У нас складывается впечатление, что в последнее время антиперестроечные группы начали наносить удары по активным сторонникам перестройки, таким, как Т. И. Заславская, А. М. Самсонов и др., а теперь пришла очередь Минца. При этом используются их действительные и мнимые ошибки в прошлом. Это допустить нельзя».

Солженицына называли духовным лидером России. Но кто Солженицын сейчас? Одинокий старик. Книги его потеряли злободневность и не читаются. Политическая жизнь Солженицына не удалась. Разумное «Как нам обустроить Россию», реальный план политической реконструкции, осмеян, не замечен и забыт. Много вы видели людей типа Солженицына (не говорю - уровня) вокруг себя? Я - ни одного. Это странный русско-советский реликт. А Минц… Минцев тысячи, а брежневская АН стала путинской РФ.

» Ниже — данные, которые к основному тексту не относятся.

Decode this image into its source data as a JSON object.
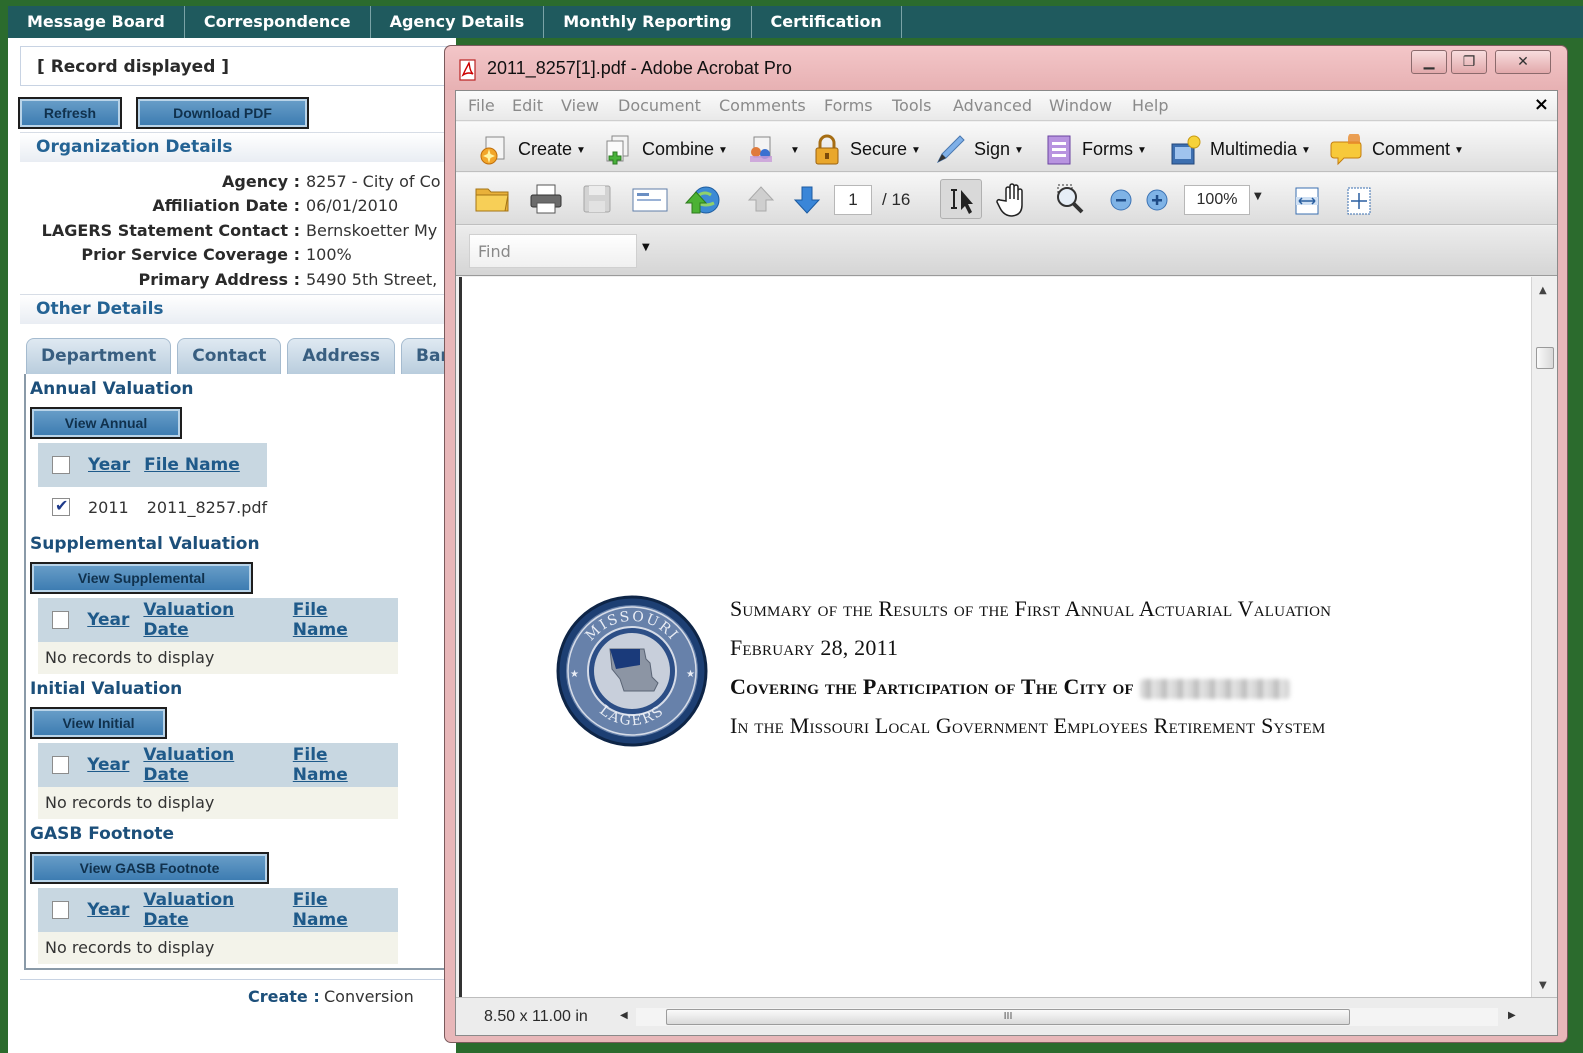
{
  "nav": [
    "Message Board",
    "Correspondence",
    "Agency Details",
    "Monthly Reporting",
    "Certification"
  ],
  "record": {
    "status": "[ Record displayed ]"
  },
  "buttons": {
    "refresh": "Refresh",
    "download_pdf": "Download PDF"
  },
  "org": {
    "heading": "Organization Details",
    "rows": [
      {
        "label": "Agency :",
        "value": "8257 - City of Co"
      },
      {
        "label": "Affiliation Date :",
        "value": "06/01/2010"
      },
      {
        "label": "LAGERS Statement Contact :",
        "value": "Bernskoetter My"
      },
      {
        "label": "Prior Service Coverage :",
        "value": "100%"
      },
      {
        "label": "Primary Address :",
        "value": "5490 5th Street,"
      }
    ]
  },
  "other": {
    "heading": "Other Details",
    "tabs": [
      "Department",
      "Contact",
      "Address",
      "Bank"
    ]
  },
  "annual": {
    "title": "Annual Valuation",
    "button": "View Annual",
    "cols": [
      "Year",
      "File Name"
    ],
    "row": {
      "year": "2011",
      "file": "2011_8257.pdf",
      "checked": true
    }
  },
  "supplemental": {
    "title": "Supplemental Valuation",
    "button": "View Supplemental",
    "cols": [
      "Year",
      "Valuation Date",
      "File Name"
    ],
    "empty": "No records to display"
  },
  "initial": {
    "title": "Initial Valuation",
    "button": "View Initial",
    "cols": [
      "Year",
      "Valuation Date",
      "File Name"
    ],
    "empty": "No records to display"
  },
  "gasb": {
    "title": "GASB Footnote",
    "button": "View GASB Footnote",
    "cols": [
      "Year",
      "Valuation Date",
      "File Name"
    ],
    "empty": "No records to display"
  },
  "footer": {
    "label": "Create :",
    "value": "Conversion"
  },
  "acrobat": {
    "title": "2011_8257[1].pdf - Adobe Acrobat Pro",
    "menu": [
      "File",
      "Edit",
      "View",
      "Document",
      "Comments",
      "Forms",
      "Tools",
      "Advanced",
      "Window",
      "Help"
    ],
    "toolbar": {
      "create": "Create",
      "combine": "Combine",
      "secure": "Secure",
      "sign": "Sign",
      "forms": "Forms",
      "multimedia": "Multimedia",
      "comment": "Comment"
    },
    "page_current": "1",
    "page_total": "/ 16",
    "zoom": "100%",
    "find_placeholder": "Find",
    "page_size": "8.50 x 11.00 in",
    "scroll_grip": "III"
  },
  "pdf": {
    "line1": "Summary of the Results of the First Annual Actuarial Valuation",
    "line2": "February 28, 2011",
    "line3": "Covering the Participation of The City of",
    "line4": "In the Missouri Local Government Employees Retirement System",
    "seal_top": "MISSOURI",
    "seal_bottom": "LAGERS"
  },
  "colors": {
    "nav_bg": "#1f5a5e",
    "accent_blue": "#246394",
    "window_pink": "#e8b7b9",
    "page_bg": "#2b6b2d"
  }
}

Академическое болото 60-70-х было центром «зоны» советской культуры, определяющим весь культурный ландшафт. Чтобы понять расклад сил и все тенденции культурного развития того времени, достаточно проанализировать бурную жизнь в стакане воды АН, этой дрозофилы Государственной Думы. Такой бы и была Дума 1993 года при реальных выборах депутатов. А то, что мы видим сейчас, - естественное продолжение тона и уровня АН в других политических условиях. Да и АН никуда не делась. Не изменилась даже пропорция естественников и шутов-гуманитариев.

Какова судьба семьи Минца и его окружения? Внук-наследник в свое время благополучно эмигрировал в Соединенные Штаты. Это абсолютно бездарный литератор. Никакой поддержки ему не оказывается, еврейская община Минца не любит - из-за сбора подписей под письмом Иосифу Виссарионовичу о депортации евреев (было в биографии борца с антисемитизмом и такое). Ученики Минца по-прежнему уверенно сидят на своих должностях. Историческая наука в России еще долго будет развиваться не сверху, а снизу. Бездарные директора институтов и академики ей будут только мешать.

Кто же такой Минц? Гоголь сказал, что Пушкин - это русский человек в его развитии через 200 лет. Я полагаю, что Минц - это советский человек в его развитии лет через 20. Постперестроечный «политтехнолог» с «демократическими выборами».